Both ReCon and Lumen are working on obtaining more funding to improve the projects and make them viable for a large-scale consumer rollout.
POLICIES INSTEAD OF GOBBLEDYGOOK
As informative as RecCon and Lumen are, what apps are doing with our data remains an impenetrable subject. Many privacy experts and researchers point to the use of dense legal documents to define disclosure without those being linked to verifiable discrete elements that software (or humans) could check. The privacy disclosures are nearly impossible for typical users to parse, and even lawyers trained in the field might need to devote hours of effort to confirming whether they’re being followed.
Choffnes notes, “The privacy policies, which is what they’re claiming they’ll do, tend to be written in a very broad way,” which gives them wiggle room to avoid running afoul of FTC deceptive business-practice regulations. The more vague they are, the less chance they’ve failed at disclosing information they grab.
“As long as you disclose, almost anything goes,” says Stacey Gray, the policy counsel at the Future of Privacy Forum, a group that pulls from industry, consumer advocates, and other stakeholders. “If you’re not being deceptive in your policy, you can do almost anything.”
Where matters become especially murky, she says, is where data usage is “unexpected, inappropriate, or sensitive.” A restaurant-finding app might ask for location to give you recommendations around you. But if it’s also selling your location as a revenue stream without disclosing so, “that’s unexpected or inappropriate.” You wouldn’t give up that right intentionally, but it could be easily hidden in a miasma of legal terminology.
Gray also points out unintended consequences, where the app maker and a third-party ad tech network could both act within reasonable terms, but an unrelated party could violate privacy. She cites a situation in May 2016 in which a company claimed to be able to use advertising targeting to find women in the vicinity of Planned Parenthood clinics and serve them ads about anti-abortion religious counseling services. That action is possibly legal, but certainly not desirable by the users, ad networks, or publishers involved. (The service’s operator said he could place ads on Facebook pages; Facebook stated it could find no record of him or its ads.)

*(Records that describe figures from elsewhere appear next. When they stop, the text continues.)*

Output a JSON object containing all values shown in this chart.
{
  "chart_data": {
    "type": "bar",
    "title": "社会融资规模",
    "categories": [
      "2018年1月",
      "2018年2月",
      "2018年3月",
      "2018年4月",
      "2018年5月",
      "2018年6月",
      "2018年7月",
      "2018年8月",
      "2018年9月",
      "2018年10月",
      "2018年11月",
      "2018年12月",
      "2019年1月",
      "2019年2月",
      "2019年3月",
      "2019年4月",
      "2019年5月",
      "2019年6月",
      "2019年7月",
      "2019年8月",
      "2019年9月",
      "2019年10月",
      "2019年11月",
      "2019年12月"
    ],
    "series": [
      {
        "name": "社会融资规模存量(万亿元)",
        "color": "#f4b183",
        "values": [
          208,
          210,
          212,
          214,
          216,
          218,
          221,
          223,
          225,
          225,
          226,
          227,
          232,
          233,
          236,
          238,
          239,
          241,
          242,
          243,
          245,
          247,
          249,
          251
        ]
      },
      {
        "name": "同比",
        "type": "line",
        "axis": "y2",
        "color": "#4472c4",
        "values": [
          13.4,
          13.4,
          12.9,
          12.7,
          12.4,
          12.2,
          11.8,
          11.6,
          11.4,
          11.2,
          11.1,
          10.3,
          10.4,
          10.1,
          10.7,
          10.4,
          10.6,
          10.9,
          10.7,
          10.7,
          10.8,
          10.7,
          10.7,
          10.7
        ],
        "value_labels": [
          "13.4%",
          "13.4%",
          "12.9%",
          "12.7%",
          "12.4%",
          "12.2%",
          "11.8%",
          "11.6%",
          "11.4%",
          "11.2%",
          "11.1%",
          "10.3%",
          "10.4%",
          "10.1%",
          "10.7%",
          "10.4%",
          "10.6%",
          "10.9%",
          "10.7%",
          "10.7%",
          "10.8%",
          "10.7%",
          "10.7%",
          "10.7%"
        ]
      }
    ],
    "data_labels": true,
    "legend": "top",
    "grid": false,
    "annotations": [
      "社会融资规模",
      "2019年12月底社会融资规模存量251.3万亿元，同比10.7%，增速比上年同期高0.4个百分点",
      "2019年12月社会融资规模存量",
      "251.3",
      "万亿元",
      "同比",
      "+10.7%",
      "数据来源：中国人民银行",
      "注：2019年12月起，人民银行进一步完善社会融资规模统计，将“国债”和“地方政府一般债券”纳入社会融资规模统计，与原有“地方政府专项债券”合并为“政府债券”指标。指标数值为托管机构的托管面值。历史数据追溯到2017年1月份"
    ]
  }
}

The same conflicts that have driven the ad-blocking wars make it unlikely that the business models behind mobile apps will provide more transparency, making the research behind ReCon and Lumen all the more important. As Choffnes explains, “Most of the advances in this area are coming from academia; these are things that are a clear public good and would not come out of the business community, because their incentives are aligned to promote this behavior instead of consumer privacy.”